J’étais confus. “Mon orthodontiste m’a dit de le laisser en place.” “Neesa… tu ne me fais pas confiance ?” “Si, je te fais confiance…” Comme elle me l’a conseillé, j’ai laissé mon appareil sur le tiroir de la commode. Mais le lendemain matin, il avait disparu. J’ai pensé que Lily l’avait volé, afin de l’utiliser pour s’automutiler.

Les médicaments m’ont stabilisé, et j’ai donc quitté l’hôpital. En rentrant à la maison, j’ai décidé d’arrêter de jouer de l’alto à cause de ses contraintes. Ma mère était déçue, mais elle a respecté ma décision. Peu importe, car j’avais maintenant un nouveau sentiment de confiance :

Je prends des médicaments psychiatriques. J’ai une maladie mentale, et je prends soin de moi. Je suis fort.

Lorsque je suis retourné à l’école, j’avais le désir de raconter à mes professeurs et à mes camarades de classe mon expérience à l’hôpital. Mon professeur d’anglais m’a gentiment accordé du temps pour faire un discours devant la classe, où j’ai détaillé mon intéressant parcours. Mais lorsque j’ai demandé à mes camarades de classe s’ils avaient des questions, je n’ai trouvé qu’un silence gênant. À mon grand désarroi, ils n’avaient aucune envie d’entendre mes histoires. J’ai donc eu honte de me taire. Pendant le reste de l’école secondaire, je me suis sentie comme une paria parce que j’avais révélé publiquement mon état, bien que je n’aie jamais regretté mes actions d’une seule traite.

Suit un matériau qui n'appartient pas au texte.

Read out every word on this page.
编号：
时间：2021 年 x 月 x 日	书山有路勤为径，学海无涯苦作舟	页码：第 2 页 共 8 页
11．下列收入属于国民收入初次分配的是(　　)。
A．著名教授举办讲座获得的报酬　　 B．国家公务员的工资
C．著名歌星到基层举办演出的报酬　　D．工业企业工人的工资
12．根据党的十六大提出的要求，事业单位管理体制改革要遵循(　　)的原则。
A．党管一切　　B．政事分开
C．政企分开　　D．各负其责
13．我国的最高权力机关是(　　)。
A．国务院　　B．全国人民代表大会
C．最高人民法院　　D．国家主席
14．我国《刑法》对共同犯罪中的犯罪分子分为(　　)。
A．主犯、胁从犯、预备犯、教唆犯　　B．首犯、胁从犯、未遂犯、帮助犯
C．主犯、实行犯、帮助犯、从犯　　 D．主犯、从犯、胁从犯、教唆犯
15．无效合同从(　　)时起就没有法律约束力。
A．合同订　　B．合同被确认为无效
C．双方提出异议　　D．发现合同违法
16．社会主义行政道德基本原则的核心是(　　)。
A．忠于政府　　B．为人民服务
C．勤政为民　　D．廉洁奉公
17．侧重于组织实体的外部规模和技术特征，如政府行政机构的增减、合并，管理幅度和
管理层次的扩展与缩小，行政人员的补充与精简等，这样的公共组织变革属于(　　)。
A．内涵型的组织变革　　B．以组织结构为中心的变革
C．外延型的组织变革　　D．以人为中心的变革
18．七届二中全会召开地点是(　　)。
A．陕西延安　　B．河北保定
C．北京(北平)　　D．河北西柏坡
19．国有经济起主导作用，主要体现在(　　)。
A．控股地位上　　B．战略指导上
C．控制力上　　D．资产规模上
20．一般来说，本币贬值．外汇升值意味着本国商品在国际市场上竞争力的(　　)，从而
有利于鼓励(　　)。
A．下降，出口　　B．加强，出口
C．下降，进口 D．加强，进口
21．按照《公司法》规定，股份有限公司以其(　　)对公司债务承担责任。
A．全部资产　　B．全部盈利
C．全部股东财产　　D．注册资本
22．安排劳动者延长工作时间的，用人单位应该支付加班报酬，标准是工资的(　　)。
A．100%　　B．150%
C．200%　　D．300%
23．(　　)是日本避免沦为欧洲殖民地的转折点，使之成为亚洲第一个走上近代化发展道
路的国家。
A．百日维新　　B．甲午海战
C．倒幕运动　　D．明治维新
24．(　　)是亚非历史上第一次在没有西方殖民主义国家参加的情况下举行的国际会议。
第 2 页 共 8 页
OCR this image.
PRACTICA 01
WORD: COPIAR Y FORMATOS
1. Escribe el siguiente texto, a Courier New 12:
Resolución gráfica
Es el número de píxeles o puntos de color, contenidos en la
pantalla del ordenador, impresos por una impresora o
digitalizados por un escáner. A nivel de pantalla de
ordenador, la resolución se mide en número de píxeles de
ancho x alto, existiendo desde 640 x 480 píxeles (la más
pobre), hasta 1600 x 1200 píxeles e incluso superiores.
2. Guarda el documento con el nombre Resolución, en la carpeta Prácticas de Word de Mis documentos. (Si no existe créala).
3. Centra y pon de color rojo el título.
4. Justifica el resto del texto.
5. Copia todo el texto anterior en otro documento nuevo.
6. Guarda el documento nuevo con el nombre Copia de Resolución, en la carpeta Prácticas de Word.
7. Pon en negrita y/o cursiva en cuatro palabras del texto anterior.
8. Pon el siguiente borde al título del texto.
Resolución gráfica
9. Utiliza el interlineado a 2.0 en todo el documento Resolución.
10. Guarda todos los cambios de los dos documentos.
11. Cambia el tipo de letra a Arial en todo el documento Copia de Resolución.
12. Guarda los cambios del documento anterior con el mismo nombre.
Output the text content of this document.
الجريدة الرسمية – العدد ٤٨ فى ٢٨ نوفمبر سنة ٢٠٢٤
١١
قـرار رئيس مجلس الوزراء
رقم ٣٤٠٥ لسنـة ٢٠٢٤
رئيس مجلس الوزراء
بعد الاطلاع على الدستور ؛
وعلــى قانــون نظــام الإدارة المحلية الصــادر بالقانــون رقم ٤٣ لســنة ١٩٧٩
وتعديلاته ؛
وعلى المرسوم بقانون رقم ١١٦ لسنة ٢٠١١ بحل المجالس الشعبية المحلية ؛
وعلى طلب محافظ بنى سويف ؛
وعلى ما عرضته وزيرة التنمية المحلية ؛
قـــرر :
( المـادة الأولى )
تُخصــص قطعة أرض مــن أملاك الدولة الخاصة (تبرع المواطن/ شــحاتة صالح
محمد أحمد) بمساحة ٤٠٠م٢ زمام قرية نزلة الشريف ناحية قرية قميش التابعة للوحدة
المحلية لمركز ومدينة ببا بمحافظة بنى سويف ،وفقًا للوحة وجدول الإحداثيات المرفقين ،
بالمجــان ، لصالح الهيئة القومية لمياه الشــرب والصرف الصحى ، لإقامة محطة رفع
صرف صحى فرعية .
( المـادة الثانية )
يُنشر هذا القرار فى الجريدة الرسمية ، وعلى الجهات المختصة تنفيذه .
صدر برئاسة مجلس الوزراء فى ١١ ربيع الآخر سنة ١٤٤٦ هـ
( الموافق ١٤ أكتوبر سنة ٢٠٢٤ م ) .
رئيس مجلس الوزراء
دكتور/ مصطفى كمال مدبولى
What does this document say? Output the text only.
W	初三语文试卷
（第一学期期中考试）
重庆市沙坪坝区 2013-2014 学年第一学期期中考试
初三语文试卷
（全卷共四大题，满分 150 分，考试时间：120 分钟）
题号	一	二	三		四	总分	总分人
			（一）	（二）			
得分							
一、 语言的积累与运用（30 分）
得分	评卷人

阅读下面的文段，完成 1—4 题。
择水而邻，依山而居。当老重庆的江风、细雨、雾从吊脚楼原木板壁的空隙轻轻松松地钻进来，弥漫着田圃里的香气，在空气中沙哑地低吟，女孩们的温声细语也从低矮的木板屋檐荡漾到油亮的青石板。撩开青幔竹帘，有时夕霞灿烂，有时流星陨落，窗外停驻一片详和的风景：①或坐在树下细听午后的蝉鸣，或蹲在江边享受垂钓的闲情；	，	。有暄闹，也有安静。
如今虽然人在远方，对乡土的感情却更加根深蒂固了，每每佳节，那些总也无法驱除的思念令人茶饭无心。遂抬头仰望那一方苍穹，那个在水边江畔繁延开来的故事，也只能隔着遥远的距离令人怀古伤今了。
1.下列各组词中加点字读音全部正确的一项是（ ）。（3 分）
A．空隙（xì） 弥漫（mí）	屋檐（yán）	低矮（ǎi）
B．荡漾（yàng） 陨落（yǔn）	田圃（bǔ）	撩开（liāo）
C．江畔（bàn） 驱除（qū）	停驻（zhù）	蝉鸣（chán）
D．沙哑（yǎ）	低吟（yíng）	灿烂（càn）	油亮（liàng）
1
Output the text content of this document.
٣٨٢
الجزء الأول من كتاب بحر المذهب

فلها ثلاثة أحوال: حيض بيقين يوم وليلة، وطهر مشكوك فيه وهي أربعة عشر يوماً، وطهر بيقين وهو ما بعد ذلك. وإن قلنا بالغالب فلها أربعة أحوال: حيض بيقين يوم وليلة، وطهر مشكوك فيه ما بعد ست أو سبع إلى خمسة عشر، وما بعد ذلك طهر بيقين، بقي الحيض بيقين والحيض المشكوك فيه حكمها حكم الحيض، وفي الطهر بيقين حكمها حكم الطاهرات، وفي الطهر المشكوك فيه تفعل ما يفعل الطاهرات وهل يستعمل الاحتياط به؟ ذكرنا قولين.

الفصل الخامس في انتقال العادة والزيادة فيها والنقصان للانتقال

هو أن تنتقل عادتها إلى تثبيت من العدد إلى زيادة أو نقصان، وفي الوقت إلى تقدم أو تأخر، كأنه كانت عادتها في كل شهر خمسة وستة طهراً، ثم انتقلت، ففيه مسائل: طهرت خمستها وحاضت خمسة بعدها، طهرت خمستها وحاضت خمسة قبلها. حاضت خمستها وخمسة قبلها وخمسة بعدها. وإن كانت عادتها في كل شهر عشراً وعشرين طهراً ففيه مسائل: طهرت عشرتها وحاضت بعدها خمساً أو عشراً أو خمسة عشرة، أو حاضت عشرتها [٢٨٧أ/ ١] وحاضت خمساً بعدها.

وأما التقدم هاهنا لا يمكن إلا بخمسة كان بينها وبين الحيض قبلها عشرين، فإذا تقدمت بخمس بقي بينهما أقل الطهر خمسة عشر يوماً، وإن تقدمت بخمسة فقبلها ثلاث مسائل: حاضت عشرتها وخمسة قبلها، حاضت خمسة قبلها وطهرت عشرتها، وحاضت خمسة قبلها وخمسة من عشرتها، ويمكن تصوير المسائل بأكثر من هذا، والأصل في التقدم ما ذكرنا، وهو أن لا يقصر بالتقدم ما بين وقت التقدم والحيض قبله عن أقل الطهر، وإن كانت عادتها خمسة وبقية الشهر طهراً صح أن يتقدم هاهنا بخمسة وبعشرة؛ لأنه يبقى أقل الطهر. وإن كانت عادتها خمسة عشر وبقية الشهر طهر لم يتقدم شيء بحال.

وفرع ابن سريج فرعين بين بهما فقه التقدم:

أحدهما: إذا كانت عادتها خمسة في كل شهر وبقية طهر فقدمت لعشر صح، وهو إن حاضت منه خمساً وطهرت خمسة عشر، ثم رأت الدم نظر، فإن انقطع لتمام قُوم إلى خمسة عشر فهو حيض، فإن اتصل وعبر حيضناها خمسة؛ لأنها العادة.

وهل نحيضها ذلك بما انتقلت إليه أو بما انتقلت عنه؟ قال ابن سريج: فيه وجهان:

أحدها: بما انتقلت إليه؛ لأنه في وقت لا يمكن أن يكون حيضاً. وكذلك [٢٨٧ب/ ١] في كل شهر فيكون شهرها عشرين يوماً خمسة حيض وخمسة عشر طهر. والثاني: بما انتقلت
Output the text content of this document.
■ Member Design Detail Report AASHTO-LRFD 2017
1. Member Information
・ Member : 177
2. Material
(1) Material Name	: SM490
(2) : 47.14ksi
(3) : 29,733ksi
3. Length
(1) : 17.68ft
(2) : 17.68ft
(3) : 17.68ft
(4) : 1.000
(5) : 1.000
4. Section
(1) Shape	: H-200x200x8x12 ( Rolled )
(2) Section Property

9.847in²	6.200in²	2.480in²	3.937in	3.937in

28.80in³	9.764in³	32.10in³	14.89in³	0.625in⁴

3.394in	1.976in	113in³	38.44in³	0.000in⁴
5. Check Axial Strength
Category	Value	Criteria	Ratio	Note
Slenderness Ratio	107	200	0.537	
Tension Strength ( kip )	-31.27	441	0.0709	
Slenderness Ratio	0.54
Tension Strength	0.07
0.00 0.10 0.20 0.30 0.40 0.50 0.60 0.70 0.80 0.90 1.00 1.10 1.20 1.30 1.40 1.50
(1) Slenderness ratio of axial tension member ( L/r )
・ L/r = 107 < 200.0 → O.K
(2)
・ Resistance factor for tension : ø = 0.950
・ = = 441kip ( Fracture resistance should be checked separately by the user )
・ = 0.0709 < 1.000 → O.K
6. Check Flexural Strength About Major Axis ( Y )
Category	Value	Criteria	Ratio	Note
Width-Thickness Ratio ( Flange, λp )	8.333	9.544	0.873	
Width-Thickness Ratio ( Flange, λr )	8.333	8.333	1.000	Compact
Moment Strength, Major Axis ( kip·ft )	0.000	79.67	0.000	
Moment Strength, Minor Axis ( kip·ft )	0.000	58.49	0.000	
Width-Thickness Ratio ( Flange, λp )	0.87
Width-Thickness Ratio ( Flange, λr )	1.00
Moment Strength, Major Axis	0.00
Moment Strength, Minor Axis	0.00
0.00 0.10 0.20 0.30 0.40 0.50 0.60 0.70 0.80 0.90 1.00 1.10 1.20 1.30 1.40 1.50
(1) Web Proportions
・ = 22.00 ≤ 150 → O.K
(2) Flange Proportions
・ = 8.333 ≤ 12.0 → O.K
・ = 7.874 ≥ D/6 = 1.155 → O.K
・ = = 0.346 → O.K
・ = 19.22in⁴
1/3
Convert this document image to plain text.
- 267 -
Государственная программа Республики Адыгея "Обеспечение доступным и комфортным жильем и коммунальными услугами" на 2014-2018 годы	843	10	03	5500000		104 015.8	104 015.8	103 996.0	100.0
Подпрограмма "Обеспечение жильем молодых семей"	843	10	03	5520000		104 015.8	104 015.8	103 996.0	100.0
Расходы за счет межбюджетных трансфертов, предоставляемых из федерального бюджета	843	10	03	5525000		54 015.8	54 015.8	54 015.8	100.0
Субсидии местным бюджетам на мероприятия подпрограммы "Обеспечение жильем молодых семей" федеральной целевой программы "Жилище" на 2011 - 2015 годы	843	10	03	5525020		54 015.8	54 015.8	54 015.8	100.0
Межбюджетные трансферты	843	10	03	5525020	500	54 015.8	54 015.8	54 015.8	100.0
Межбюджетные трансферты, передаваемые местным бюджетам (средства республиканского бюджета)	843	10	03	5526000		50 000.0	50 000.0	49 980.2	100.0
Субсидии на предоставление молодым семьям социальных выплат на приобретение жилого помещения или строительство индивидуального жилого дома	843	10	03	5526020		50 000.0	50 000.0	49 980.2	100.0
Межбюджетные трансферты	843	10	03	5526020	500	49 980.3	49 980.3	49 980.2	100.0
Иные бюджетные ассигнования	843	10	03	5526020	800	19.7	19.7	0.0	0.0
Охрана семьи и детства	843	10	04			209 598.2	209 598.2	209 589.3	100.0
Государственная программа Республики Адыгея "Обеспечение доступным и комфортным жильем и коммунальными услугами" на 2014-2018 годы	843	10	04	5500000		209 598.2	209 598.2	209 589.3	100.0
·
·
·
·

J’espère qu’un jour, la maladie mentale ne sera plus stigmatisée. J’espère qu’un jour, la population en général trouvera les histoires de rétablissement intéressantes et édifiantes, plutôt que maladroites, inappropriées, ennuyeuses ou inintéressantes. L’un des pires aspects de la stigmatisation est le silence, lorsqu’aucune réponse d’empathie ou de préoccupation n’est suscitée chez les autres. C’est un comportement toxique qui doit être remis en question.

Je suis heureux que ma première hospitalisation ait été une expérience positive. Avec ces souvenirs, je veux alimenter des conversations qui aident à réfléchir à des façons plus efficaces de gérer les unités psychiatriques pour patients hospitalisés, au lieu d’être des lieux d’application de l’oppression préjudiciable. Mettons au défi le silence et commençons une conversation franche.